A study led by researchers at Harvard Medical School and Boston Children’s Hospital explains for the first time why COVID-19 causes severe inflammation in some people, leading to acute respiratory distress and multi-organ damage.
Surprisingly, the study also finds that antibodies that people develop when they contract COVID-19 sometimes lead to more inflammation, while antibodies generated by mRNA COVID-19 vaccines seem not to.
Findings were published in Nature. The team was led by Judy Lieberman, HMS professor of paediatrics at Boston Children’s; Caroline Junqueira, HMS research associate in paediatrics at Boston Children’s; and Michael Filbin, HMS assistant professor of emergency medicine at Massachusetts General Hospital.
“We wanted to understand what distinguishes patients with mild versus severe COVID-19,” said Lieberman. “We know that many inflammatory markers are elevated in people with severe disease and that inflammation is at the root of disease severity, but we hadn’t known what triggers the inflammation.”
Fiery death of immune cells
The investigators analyzed fresh blood samples from patients with COVID-19 coming to the emergency department at Mass General.
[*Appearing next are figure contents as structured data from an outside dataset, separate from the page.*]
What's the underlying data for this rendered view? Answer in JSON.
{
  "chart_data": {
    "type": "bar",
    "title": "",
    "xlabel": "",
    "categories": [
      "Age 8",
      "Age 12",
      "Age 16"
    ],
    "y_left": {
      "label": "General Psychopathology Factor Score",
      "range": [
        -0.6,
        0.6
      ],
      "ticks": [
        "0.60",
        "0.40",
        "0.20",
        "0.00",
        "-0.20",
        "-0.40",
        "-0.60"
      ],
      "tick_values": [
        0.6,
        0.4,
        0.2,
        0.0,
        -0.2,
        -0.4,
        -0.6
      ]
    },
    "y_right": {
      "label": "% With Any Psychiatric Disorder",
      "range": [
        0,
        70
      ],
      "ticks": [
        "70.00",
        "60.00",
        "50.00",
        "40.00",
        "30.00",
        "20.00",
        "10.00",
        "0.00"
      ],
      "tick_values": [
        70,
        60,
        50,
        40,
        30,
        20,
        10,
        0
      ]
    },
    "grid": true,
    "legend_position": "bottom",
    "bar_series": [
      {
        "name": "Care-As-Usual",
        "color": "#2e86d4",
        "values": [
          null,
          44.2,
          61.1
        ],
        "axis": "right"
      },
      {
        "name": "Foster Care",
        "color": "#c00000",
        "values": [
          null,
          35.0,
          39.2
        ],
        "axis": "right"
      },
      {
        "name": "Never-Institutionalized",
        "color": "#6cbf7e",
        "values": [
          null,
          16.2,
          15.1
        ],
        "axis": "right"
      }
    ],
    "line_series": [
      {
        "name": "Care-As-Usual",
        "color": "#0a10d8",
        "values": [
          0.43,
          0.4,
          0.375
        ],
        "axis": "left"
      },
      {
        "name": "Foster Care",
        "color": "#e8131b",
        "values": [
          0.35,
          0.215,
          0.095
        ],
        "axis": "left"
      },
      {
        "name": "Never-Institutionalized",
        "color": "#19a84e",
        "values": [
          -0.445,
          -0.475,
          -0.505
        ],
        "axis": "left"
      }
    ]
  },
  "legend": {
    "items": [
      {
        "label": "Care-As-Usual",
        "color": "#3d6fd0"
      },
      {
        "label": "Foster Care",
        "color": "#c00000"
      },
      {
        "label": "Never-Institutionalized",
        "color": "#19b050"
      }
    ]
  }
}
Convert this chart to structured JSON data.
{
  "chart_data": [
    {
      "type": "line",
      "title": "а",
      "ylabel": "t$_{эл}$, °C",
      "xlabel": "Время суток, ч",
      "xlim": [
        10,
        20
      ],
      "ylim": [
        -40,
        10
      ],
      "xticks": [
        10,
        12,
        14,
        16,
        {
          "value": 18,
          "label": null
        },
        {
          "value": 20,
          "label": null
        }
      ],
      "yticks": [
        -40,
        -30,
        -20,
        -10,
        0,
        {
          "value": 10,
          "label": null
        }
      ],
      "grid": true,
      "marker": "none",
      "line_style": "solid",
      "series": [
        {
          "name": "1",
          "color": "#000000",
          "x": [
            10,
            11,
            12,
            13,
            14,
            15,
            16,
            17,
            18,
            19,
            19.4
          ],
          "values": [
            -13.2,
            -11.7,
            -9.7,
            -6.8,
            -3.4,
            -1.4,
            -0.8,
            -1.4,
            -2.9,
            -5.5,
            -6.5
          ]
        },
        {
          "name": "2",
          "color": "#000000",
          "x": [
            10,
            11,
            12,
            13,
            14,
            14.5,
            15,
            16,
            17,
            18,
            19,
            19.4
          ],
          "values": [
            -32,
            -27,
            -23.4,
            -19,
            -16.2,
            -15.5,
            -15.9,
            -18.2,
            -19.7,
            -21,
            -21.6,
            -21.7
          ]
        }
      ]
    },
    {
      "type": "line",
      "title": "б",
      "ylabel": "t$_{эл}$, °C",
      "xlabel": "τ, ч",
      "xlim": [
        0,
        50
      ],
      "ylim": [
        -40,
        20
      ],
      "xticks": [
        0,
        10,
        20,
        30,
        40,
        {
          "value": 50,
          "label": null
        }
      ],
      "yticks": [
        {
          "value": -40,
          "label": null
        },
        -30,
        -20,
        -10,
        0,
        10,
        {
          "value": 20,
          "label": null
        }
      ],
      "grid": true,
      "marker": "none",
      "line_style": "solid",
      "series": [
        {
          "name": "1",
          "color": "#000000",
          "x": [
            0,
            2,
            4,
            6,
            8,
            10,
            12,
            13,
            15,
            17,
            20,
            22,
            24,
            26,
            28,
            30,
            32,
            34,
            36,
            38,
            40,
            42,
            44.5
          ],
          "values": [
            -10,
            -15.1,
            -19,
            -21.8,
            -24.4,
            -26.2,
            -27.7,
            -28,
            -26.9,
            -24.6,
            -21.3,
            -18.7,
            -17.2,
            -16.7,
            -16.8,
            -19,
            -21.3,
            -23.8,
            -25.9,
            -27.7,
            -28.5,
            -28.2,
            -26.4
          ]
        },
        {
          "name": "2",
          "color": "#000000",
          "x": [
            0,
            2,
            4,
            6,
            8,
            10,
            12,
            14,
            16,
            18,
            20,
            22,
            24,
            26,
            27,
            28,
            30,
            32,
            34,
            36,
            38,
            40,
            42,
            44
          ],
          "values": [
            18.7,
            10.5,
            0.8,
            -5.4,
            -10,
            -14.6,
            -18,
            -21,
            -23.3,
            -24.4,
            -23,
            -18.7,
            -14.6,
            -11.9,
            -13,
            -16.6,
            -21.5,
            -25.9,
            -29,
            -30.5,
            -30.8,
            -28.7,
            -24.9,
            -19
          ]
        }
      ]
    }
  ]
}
They compared these with samples from healthy people and patients with other respiratory conditions. They also looked at lung autopsy tissue from people who had died from COVID-19.
They found that SARS-CoV-2 can infect monocytes—immune cells in the blood that act as sentinels or early responders to infection—and macrophages, similar immune cells in the lungs.
Once infected, the team found that both types of cells die a fiery death called pyroptosis that releases an explosion of powerful inflammatory alarm signals.
“In the infected patients, about 6 percent of blood monocytes were dying an inflammatory death,” said Lieberman. “That’s a large number to find because dying cells are rapidly eliminated from the body.”
Examining the lung tissue from people who died from COVID-19, they found that about a quarter of the macrophages in the tissue was dying.
When the researchers studied the cells for signs of SARS-CoV-2, they found that about 10 percent of monocytes and 8 percent of lung macrophages were infected.
The fact that monocytes and macrophages can be infected with SARS-CoV-2 was a surprise since monocytes don’t carry ACE2 receptors, the classic entry portal for the virus, and macrophages have low amounts of ACE2.
Lieberman thinks SARS-CoV-2 infection of monocytes might have previously been missed because researchers often study frozen blood samples, in which dead cells do not show up.
The study also showed that while SARS-CoV-2 could infect monocytes and macrophages, it could not produce new infectious viruses. The researchers believe the cells died quickly from pyroptosis before new viruses could fully form.
“In some ways, uptake of the virus by these ‘sentinel’ cells is protective: it sops up the virus and recruits more immune cells,” said Lieberman. “But the bad news is that all these inflammatory molecules get released. This can get out of control in people who are more prone to inflammation, such as the elderly.”
Antibody facilitators?
The team found that a particular group of monocytes was especially likely to be infected: those carrying a receptor called CD16. The researchers found that these “non-classical” monocytes make up only about 10 per cent of all monocytes, but their numbers were increased in patients with COVID-19. Almost half were infected, compared with none of the classical blood monocytes.
The CD16 receptor appears to recognize antibodies against the SARS-CoV-2 spike protein. The researchers believe these antibodies may facilitate the infection of monocytes carrying the receptor.
“The antibodies coat the virus, and cells with the CD16 receptor then take the virus up,” Lieberman said.
However, when the team studied healthy patients who had received mRNA vaccines against COVID-19, namely the Moderna and Pfizer vaccines, the antibodies they developed did not facilitate infection.
The reason for this is still unclear. The researchers believe that vaccine-generated antibodies have slightly different properties from antibodies that develop during infection and don’t bind as well to the CD16 receptor. As a result, the cells don’t take the virus up.
The findings may have implications for using monoclonal antibodies to treat COVID-19, helping to explain why the treatment works only when given early.
“It may be that antibodies may help enhance inflammation later on,” said Lieberman. “We may need to look at the properties of the antibodies.”